Noah Spiderman & Scott Gelber (American, b. 1983), L.A. Gear or: Improbable Waste, 2012, still

Noah Spiderman & Scott Gelber (American, b. 1983)
L.A. Gear or: Improbable Waste, 2012
Video; color, sound;
Courtesy of the artist

L.A. Gear or: Improbable Waste by Noah Spiderman & Scott Gelber seems like a

3-d video game gone amiss. It outlines a vacuum-like space, a seamless backdrop for symbolic objects and props of consumer culture, whirling in a post-human Dance of Death. Exclusive sport cars recalling the late 1980s American new wealth, SUVs, hurled Red Bull cans and sports gear emphasizing endurance and athletic maleness, and palm trees suggesting the clichéd utopian paradises are all depicted in a psychedelic colorful palette which highlights them as virtual objects and unreal visions. Together with a dinosaur head as ancient relic, they spew liquids recalling some metallic molten magma and blood, to be gradually replaced with exploding human skeletons and flashy technological accessories, and an alien rendered in a Roswellesque pop culture style stricken by those floating surroundings.

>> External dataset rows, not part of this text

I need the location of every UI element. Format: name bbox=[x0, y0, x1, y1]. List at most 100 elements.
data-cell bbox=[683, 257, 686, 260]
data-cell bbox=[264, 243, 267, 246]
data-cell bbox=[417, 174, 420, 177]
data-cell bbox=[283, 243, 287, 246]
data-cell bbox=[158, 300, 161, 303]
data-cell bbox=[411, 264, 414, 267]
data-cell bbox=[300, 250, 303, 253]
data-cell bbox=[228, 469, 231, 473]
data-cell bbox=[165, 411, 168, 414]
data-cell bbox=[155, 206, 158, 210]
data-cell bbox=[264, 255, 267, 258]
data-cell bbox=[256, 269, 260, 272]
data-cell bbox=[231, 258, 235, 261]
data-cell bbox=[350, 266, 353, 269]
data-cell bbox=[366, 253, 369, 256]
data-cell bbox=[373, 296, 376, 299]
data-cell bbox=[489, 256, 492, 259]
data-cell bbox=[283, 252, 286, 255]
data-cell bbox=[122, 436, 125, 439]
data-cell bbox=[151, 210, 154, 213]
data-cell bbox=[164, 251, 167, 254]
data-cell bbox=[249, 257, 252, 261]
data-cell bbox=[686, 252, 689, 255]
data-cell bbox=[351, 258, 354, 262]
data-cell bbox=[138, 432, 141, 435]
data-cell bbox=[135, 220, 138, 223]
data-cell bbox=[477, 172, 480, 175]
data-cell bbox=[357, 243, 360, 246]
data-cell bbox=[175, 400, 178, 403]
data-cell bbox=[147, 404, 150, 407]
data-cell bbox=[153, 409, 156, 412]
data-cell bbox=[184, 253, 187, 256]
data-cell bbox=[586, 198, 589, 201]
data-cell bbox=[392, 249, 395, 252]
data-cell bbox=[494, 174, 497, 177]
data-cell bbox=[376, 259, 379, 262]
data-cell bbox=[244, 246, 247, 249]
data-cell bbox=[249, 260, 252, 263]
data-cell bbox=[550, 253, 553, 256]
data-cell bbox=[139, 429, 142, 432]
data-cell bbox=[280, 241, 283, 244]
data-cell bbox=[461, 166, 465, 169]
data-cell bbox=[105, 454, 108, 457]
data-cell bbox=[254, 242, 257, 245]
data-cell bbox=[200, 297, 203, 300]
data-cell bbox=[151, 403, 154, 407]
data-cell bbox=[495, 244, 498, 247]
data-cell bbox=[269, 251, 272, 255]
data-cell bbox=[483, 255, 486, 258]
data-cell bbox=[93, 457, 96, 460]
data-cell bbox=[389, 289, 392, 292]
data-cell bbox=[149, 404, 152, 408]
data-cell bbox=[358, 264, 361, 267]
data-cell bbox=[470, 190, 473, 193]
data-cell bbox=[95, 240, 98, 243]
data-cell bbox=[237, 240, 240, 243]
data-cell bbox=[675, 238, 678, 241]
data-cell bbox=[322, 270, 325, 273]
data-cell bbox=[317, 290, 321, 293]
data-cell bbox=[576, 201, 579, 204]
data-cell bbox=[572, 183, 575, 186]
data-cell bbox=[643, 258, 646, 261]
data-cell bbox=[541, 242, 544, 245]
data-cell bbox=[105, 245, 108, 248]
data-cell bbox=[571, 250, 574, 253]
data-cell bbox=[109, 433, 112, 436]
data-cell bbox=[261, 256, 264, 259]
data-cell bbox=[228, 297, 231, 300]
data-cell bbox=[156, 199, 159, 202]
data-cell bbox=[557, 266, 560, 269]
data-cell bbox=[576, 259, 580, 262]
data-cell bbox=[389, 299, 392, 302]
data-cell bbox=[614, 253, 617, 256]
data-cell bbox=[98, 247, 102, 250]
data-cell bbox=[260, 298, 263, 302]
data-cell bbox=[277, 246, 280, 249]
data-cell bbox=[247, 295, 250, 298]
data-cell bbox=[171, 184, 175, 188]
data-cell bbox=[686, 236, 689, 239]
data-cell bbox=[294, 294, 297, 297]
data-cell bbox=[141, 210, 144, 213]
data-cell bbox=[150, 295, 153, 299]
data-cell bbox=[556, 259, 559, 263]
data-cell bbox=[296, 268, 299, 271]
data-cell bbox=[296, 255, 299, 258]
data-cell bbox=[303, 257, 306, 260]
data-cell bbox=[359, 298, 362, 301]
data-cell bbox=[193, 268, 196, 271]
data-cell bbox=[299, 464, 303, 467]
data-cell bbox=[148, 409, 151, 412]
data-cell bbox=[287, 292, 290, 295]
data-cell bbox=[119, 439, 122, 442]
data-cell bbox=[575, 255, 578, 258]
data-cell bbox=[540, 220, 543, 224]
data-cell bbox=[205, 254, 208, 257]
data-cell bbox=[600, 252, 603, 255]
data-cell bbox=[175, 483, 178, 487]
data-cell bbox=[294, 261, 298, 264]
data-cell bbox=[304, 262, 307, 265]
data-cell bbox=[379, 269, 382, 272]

In the second part of the video, with much more aggressive soundtrack, this whirlpool of imagery is even more amplified with weapons and coffins, as quotations from the most recent media coverage on violence bursts and killings in most common daily situations. In a few moments of the video, Spiderman & Gelber insert spiritual imagery like light flashes or a crucifix; however, these motifs point more to the worship of objects in our contemporary commodity culture than offering any kind of contemplation and salvation.